One year ago, we announced our lineup for Fresh Meat 5 and were so proud, amazed, and excited about the local artists we would be able to showcase in that year’s festival. We also realized something else. We were part of the problem.
Fresh Meat started six years ago with six artists trying out some new plays in the back of a coffee shop. We made about a hundred bucks. Now, we’re a nationally-recognized theatre festival, featuring 10 local companies every year. We’ve housed over 50 world premieres, our shows have gone on to play across the country, and we’ve put $20,000 directly into the hands of artists.
We got bigger, we got better, and the same sh*t isn’t good enough anymore.
So this spring we made a big stink about diversity and inclusivity in the Ottawa Theatre Community (and our part in it) and held a Digital Town Hall to try and figure out how to do something about it. Because, well… We were part of what stunk to begin with.
You talked, we listened, and we’ve made some big changes. We’ve changed our application and selection processes, and are committed to our new ethno-cultural mandate:
“Fresh Meat is committed to inclusive programming that reflects the breadth, depth, and intricacies of Ottawa’s unique cultural makeup. We encourage submissions from artists who identify as members of underrepresented communities, a concept we leave open for those artists to self-define, as we strive to create a truly inclusive environment.”
We’ve got a responsibility as the only curated local theatre festival programming entirely new works to make sure that our lineup makes space for creators and creations that don’t always get space.
Let’s be honest. We’re still not perfect, we’re not solving all the world’s problems with one Digital Town Hall. But let’s just say, looking at last year’s lineup and festival to this year’s… We’re really f*cking stoked.
This year, as part of our application process (which was blind-juried), folks were able to self-identify (or not) as members of underrepresented communities in their application. Approx 60% of applicants did.
And of our lineup, 9 of our 10 mainstage productions are created by members of underrepresented communities. 90%. That’s pretty darn good.
If you’re thinking that that’s not fair either, that there’s a 30% discrepancy the other way now, well… umm… Yeah, here’s the thing:
We literally don’t care. 100% of opportunities are available 100% of the time to people who don’t self-identify as members of underrepresented communities. That’s what it means to be not underrepresented: it means to be represented.
We’re making space for people where there isn’t, usually. We’re cool with that. Actually, we think it’s pretty dope.
You know how some people say that you learned everything you need to know in Kindergarten? Well, in Kindergarten we learned that if not everyone is having fun, then it’s not fun for anyone.
If Fresh Meat isn’t a safe and accessible place everyone, then it’s not a safe and accessible space for everyone.
We chatted with some folks at SummerWorks and the National Arts centre about how to make that happen. We’re making changes this year, and we’re hoping to get better every since year.

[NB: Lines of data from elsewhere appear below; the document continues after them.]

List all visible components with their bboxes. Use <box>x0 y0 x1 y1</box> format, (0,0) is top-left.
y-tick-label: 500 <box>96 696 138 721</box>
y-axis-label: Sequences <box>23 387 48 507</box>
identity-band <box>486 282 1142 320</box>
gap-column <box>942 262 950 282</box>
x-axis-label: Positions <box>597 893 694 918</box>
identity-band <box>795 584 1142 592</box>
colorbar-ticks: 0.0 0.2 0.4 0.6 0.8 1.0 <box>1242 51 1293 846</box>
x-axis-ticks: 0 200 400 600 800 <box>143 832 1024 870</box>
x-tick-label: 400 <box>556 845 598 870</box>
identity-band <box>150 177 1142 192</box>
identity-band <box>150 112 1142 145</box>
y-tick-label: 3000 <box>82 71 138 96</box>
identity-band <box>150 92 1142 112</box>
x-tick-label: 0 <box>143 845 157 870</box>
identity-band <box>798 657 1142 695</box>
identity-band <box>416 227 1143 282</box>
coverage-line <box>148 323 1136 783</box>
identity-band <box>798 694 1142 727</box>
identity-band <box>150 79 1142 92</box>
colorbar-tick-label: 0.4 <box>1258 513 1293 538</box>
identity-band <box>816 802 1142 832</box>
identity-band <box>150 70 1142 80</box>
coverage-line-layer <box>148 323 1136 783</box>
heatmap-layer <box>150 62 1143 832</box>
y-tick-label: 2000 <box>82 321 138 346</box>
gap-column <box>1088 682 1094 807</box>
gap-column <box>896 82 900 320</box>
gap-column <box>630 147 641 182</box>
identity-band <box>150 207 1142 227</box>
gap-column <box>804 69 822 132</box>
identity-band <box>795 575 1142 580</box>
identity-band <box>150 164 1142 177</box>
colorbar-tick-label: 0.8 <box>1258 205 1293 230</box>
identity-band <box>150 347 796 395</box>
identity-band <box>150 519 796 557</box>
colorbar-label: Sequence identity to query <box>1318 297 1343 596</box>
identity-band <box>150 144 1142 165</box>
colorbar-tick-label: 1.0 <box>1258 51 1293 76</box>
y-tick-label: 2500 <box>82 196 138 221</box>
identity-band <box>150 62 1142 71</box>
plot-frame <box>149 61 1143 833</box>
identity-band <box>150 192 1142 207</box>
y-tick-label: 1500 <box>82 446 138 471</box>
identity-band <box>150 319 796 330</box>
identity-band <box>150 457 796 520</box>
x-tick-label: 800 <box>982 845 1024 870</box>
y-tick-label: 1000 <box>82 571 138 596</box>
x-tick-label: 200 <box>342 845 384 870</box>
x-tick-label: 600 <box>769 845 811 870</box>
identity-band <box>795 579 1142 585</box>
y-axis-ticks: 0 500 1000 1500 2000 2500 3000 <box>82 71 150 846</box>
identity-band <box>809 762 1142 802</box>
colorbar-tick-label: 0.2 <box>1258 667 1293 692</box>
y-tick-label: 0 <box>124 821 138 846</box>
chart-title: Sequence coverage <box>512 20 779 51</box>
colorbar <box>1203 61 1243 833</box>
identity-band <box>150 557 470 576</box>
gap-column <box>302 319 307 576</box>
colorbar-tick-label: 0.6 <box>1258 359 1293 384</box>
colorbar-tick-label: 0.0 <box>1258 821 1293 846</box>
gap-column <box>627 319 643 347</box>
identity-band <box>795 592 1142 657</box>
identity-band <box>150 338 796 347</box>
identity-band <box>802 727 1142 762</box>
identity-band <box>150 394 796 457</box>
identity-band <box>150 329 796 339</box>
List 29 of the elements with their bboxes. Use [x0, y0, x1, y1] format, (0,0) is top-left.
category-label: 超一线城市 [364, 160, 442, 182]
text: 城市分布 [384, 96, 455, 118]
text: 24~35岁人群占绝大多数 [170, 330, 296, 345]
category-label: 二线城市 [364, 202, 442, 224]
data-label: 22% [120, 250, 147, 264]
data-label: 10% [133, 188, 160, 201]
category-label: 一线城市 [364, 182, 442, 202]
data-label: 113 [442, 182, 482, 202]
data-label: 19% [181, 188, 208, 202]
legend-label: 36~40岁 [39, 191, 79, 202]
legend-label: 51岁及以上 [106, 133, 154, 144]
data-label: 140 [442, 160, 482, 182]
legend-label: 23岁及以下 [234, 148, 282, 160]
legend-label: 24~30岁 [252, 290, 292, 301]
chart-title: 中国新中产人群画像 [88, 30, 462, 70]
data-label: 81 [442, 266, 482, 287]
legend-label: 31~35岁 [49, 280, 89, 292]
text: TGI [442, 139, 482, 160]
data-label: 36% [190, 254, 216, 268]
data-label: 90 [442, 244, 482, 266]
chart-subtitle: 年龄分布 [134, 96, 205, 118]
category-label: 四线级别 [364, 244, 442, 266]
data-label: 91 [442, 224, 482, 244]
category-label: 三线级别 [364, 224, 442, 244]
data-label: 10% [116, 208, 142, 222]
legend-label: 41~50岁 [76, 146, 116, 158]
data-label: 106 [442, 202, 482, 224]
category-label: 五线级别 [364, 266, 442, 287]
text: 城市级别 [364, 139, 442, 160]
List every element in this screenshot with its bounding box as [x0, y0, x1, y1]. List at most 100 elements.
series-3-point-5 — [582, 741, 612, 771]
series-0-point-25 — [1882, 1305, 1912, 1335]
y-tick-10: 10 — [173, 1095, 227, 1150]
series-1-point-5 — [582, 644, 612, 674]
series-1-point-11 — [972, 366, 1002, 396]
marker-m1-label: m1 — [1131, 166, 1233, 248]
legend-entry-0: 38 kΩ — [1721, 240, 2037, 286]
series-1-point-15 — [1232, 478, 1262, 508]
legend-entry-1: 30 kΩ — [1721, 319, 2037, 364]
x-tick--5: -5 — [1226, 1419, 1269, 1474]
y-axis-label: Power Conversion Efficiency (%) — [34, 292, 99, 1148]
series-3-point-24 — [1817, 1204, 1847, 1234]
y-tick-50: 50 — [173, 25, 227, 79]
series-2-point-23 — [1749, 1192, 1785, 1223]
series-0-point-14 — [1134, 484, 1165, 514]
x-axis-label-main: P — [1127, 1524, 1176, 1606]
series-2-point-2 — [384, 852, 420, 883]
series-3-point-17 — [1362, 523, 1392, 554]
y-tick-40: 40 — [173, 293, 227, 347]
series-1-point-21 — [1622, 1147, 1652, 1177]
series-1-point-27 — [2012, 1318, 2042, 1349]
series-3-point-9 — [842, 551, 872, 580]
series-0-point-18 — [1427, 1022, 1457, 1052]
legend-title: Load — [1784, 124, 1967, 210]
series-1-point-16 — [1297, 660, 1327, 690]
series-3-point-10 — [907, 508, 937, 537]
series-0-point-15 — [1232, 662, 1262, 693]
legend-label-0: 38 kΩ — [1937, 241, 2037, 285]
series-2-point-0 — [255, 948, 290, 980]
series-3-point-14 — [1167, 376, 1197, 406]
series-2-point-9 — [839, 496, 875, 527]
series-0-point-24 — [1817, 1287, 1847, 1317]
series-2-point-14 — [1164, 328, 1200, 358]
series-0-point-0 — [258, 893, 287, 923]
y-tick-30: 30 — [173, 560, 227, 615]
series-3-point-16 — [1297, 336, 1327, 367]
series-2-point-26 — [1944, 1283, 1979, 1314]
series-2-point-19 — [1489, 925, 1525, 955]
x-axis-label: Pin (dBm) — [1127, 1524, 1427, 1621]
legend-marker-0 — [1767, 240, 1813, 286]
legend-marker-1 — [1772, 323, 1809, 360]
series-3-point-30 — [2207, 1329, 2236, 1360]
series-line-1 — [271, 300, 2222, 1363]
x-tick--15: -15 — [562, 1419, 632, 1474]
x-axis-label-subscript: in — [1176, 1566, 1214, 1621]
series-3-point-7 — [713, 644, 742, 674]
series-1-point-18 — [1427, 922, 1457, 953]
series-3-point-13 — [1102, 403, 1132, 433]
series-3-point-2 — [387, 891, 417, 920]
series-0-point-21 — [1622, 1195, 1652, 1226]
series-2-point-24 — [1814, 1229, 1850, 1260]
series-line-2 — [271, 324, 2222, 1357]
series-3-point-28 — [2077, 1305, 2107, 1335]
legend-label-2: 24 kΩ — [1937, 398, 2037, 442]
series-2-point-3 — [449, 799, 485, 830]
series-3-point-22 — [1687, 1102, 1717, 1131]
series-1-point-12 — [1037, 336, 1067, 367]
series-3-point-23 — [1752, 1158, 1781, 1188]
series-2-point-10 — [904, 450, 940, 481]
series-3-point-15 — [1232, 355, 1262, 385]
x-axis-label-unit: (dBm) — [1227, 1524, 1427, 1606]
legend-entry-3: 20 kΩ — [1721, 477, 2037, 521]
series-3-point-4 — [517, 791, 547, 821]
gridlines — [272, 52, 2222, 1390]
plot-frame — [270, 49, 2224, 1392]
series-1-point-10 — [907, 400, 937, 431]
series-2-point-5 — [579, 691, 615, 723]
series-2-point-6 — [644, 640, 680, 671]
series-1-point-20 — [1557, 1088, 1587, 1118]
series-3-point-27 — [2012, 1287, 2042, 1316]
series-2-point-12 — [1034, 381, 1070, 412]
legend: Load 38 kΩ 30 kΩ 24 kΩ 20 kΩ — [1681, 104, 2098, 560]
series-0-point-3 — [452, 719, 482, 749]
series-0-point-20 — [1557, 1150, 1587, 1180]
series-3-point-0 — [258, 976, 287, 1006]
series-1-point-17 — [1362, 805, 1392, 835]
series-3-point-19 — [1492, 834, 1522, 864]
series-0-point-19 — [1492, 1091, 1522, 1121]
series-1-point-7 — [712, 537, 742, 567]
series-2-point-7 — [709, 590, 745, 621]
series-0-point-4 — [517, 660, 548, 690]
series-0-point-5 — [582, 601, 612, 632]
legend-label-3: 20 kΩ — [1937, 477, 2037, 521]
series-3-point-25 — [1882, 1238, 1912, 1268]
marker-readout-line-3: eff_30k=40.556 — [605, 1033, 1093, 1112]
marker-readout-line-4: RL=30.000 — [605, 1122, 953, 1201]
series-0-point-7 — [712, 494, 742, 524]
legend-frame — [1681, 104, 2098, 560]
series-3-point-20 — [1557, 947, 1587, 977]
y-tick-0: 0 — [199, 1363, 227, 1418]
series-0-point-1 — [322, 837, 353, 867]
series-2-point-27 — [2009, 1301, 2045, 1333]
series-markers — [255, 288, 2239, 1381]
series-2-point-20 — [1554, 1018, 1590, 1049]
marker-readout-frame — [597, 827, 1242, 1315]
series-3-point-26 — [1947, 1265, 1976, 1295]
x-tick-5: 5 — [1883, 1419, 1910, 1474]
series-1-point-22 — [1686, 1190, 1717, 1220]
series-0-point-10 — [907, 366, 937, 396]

We’ve got a page up on our website all about Accessibility at Fresh Meat, with info about ticketing, accessible seating, companion seating, access to the building, parking, and transit, gender neutral bathrooms, access to water, a sober space and rest area.
We are, of course, always still learning, so if we’ve missed anything, you can always shoot us an email at firstname.lastname@example.org.
After the Town Hall, we found that a lot of the stories we heard – both in this year’s festival applications, and in our own lives – have to do with who we are and where we come from.
At Fresh Meat 6, each and every show tackles that question. There’s question of identity, yes – but we’ve all got a story. We all come from somewhere, and we’re all going somewhere. And we’re all asking ourselves those same questions.